To, że św. Józef jest mniej znany od innych wspaniałych mężczyzn w historii zbawienia, wynika tylko po części z faktu, że Pismo Święte mówi o nim niewiele. Przecież także o Maryi Biblia mówi znacznie mniej niż o wielu postaciach kobiecych ze Starego Testamentu, ale wcale nam to nie przeszkadza, by w pogłębiony sposób poznać jej życie oraz jej postawę. Sądzę, że powód mniejszej znajomości postaci św. Józefa jest głębszy niż fakt, że Ewangelie mówią o nim niewiele. Jest to raczej efekt jego własnej decyzji, by pozostać na drugim planie, by być dobrym cieniem Maryi i Jezusa, by być dla nich parasolem przyjaźni, troski i czułości, by być dyskretnie obecnym po to, aby osoby, które najbardziej pokochał, czuły się najmocniej chronione i bezpieczne. Dla św. Józefa było oczywiste, że im dojrzalsza i silniejsza jest miłość mężczyzny do żony i dziecka, tym bardziej on sam pragnie pozostać w cieniu i ukryciu. Podobnie roztropny żołnierz pozostaje w ukryciu, by tym skuteczniej strzec powierzonego sobie odcinka granicy. Im bardziej ktoś kocha, tym bardziej dyskretnie to czyni.

Przedmiotem niniejszej analizy będzie przedstawienie psychospołecznego wymiaru postaci świętego Józefa w świetle źródeł biblijnych, które są wprawdzie syntetyczne, ale jednocześnie bardzo konkretne i niezwykle bogate w treść. W świetle Pisma Świętego w sposób szczególny przyjrzymy się postawie św. Józefa wobec Boga, wobec kobiety i wobec dziecka. Głównym celem prezentowanej analizy będzie szukanie odpowiedzi na pytanie czy św. Józef – najwspanialszy mężczyzna w historii ludzkości – może być dla współczesnych mężczyzn, zwłaszcza mężów, ojców i kapłanów, aktualnym wzorem również w naszych czasach.

1. Św. Józef: wzór postawy wobec Boga

Pierwsza i najważniejsza cecha św.

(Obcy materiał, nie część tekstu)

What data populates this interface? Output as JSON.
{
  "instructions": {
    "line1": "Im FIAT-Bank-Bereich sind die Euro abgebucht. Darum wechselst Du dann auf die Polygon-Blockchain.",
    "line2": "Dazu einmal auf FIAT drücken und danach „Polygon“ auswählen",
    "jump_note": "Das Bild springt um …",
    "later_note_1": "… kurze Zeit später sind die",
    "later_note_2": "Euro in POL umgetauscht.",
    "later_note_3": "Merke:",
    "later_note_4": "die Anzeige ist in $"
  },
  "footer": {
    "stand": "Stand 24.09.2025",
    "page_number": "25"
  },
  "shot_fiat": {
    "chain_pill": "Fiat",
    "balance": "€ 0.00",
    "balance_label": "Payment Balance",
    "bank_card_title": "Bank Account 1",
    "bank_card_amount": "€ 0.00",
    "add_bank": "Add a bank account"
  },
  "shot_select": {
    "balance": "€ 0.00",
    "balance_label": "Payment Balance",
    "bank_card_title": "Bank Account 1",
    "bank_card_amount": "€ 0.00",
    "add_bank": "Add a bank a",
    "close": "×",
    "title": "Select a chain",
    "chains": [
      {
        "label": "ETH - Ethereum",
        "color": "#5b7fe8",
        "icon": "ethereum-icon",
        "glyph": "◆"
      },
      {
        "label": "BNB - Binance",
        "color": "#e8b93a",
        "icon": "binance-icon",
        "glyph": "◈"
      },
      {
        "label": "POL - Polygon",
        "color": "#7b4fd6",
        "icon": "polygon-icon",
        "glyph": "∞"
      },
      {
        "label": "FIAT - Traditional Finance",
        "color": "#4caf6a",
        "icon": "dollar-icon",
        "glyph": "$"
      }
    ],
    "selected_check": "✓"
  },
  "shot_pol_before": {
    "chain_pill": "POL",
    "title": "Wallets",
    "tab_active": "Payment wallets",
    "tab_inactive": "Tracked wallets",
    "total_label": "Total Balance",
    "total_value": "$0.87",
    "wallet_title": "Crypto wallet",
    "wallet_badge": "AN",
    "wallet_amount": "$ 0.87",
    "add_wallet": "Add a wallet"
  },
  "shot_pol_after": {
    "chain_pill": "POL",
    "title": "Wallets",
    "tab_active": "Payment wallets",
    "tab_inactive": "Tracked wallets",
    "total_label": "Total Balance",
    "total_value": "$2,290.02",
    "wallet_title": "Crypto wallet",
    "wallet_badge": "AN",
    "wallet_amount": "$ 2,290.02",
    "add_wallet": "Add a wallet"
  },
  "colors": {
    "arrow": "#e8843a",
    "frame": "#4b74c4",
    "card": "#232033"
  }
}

Józefa to fakt, iż jest on wyjątkowo Bożym człowiekiem. Jego świętość, szlachetność i niezwykłość jest udokumentowana i potwierdzona w sposób zupełnie niepodważalny i niepowtarzalny. Z jednej strony potwierdza ją sam Bóg poprzez natchnione słowa św. Mateusza Ewangelisty. Z drugiej strony szlachetność i świętość Józefa potwierdza Maryja, a zatem najbardziej Boża i najbardziej święta ze wszystkich kobiet w historii ludzkości.

Świętość Józefa jest potwierdzona najpierw przez Boga, który zapewnia nas w Ewangelii, iż Józef „był człowiekiem sprawiedliwym” (Mt 1, 19). Na kartach Pisma Świętego sprawiedliwość jest synonimem świętości. Pamiętajmy, że świadectwo o świętości Józefa zostało zapisane kilkadziesiąt lat później niż opisywane wydarzenia z dzieciństwa Jezusa. Oznacza to, że do końca ziemskiego życia nic się nie zmieniło w odniesieniu do sprawiedliwości i świętości Józefa.

Żadnej wątpliwości co do świętości i szlachetności Józefa nie pozostawia również świadectwo Maryi. Ta najbardziej niezwykła i najbardziej święta kobieta w historii tej ziemi z pewnością musiała postawić najbardziej niezwykłe wymagania kandydatowi na swojego męża. Więź między małżonkami to najbardziej zdumiewająca forma więzi między kobietą i mężczyzną. To zawierzenie siebie na całe życie drugiej osobie. Skoro Maryja zdecydowała się na małżeństwo z Józefem, to musiał on być mężczyzną o nieposzlakowanej opinii oraz wyróżniać się wyjątkowym charakterem. Musiał być człowiekiem sumienia, któremu można było zupełnie zaufać.

Postawa Józefa potwierdza, że jest on człowiekiem wiary i modlitwy. W obliczu zaskakujących losów Maryi i Jej Syna, Józef nie kieruje się własną spontanicznością czy mądrością, lecz pozostaje wsłuchany w głos Boga i posłuszny woli Bożej do końca. Jest posłuszny Bogu również w takich sytuacjach, które wymagają od niego wprost heroicznej wiary i zawierzenia Bogu (por. (Mt 1, 18-25; Mt 1, 18-25).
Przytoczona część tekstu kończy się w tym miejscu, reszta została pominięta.